People who will flog them themselves into a lather going round golf courses, to the point of having to be revived at the bar with stiff drinks, don't think that the city is a place for walking. The air isn't as good as it might be on the links, but it is better than you get sitting in your car, looking at the rear of the vehicle in front of you and inhaling its exhaust fumes in an enclosed interior. And, above all, walking two or even three miles to work is bound to improve your health and your efficiency in office or courtroom; it will probably lengthen your life and, above all, is proving you to be a good citizen of this country. A patriot.
It certainly stimulates the brain, sharpens your mind for the day's work. Watch the trees grow greener just now. And in one case grow purple, for twice a walker came across what looked like a dumping of broccoli, once covering a nice white car. It was an ash tree shedding its flowers, purplish and green. You note the way in which the city is changing, not always for the good, with its army of builders and its gross machinery everywhere. So it rains? There are umbrellas and raincoats. Doctors keep telling us that it is not only heart patients who need regular (repeat regular) exercise, especially in the form of well-paced walks. It keeps the circulation going, the whole works, and stimulates the mind.
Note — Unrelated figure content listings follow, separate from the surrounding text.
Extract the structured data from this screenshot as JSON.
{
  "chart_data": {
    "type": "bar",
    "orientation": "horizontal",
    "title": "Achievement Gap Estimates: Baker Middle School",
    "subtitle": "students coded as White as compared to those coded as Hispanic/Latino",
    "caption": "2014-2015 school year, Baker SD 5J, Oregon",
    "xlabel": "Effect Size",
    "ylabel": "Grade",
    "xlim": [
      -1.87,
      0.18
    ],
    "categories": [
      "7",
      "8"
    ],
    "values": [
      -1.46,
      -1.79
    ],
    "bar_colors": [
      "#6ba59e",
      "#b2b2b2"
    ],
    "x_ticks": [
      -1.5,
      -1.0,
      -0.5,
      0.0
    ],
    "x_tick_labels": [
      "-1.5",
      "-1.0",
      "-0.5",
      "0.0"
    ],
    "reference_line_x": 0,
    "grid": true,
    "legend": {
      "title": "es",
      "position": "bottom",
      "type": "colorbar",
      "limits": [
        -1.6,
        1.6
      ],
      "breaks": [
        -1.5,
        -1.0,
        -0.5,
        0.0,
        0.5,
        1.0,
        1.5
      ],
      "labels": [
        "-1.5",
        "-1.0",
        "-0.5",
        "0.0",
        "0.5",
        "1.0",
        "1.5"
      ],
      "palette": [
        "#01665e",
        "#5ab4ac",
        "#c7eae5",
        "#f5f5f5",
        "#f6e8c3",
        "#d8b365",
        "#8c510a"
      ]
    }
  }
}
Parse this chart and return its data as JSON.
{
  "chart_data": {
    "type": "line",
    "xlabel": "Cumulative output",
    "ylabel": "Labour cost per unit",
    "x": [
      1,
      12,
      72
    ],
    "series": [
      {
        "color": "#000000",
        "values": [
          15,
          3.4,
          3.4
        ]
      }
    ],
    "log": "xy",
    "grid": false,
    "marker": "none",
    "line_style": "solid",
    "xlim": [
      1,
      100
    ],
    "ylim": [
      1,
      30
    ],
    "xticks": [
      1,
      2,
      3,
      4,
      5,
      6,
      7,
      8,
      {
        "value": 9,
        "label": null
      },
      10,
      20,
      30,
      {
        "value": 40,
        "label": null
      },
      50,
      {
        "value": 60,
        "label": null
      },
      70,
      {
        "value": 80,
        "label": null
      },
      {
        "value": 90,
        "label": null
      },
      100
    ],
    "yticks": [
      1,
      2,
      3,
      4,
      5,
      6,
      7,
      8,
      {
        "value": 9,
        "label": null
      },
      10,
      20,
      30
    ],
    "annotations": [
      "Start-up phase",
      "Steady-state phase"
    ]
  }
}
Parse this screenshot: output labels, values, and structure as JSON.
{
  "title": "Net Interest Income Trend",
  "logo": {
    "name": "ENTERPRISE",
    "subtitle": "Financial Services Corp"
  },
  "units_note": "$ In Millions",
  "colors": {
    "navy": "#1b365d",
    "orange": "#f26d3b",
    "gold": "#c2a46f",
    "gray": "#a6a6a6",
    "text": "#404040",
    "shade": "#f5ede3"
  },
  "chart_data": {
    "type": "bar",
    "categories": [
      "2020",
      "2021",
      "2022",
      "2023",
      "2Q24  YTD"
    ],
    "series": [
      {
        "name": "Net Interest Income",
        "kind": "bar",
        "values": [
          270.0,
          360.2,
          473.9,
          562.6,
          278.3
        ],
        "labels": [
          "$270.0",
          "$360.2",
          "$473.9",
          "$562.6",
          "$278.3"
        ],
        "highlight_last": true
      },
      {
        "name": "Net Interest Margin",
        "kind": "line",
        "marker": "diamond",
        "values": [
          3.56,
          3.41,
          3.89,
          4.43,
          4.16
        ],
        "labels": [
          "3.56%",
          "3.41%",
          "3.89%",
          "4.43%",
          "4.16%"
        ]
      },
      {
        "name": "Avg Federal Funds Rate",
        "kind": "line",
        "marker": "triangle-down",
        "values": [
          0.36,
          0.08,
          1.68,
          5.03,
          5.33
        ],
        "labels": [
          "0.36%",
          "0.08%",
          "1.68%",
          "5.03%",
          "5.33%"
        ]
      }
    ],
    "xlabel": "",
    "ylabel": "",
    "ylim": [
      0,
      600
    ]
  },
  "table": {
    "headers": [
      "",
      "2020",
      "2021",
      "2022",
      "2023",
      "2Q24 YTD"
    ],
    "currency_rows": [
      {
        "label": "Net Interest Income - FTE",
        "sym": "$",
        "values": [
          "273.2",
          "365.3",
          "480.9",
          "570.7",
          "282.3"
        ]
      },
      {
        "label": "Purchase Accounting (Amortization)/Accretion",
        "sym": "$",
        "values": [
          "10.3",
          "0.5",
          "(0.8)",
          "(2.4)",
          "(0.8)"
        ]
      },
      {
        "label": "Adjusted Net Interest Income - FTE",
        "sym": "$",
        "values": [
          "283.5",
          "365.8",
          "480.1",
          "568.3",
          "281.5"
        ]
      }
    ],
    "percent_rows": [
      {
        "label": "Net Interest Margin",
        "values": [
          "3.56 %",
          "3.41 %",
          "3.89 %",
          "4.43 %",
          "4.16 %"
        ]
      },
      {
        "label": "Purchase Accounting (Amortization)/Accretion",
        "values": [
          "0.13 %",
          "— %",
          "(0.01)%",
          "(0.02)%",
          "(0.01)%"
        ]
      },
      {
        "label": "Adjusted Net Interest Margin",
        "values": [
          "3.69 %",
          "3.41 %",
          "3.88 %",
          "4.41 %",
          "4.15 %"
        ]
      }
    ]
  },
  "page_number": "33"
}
An old newspaper hand used to tell of his early days in the Irish Press, when, at four o'clock in the morning, and sometimes at six o'clock, he and a colleague used to walk, in all but hurricane conditions the three miles or so home after a night's work. Taxis were beyond them. The elder of the pair, about 70 years of age, was an almost daily performer at the Forty Foot pool at Sandycove.
Oh, and talking of walks, there's Denis Carroll's splendid, slim pocket pamphlet, costing about £2: Dublin in 1798: Three Illustrated Walks - You could do these at the weekend.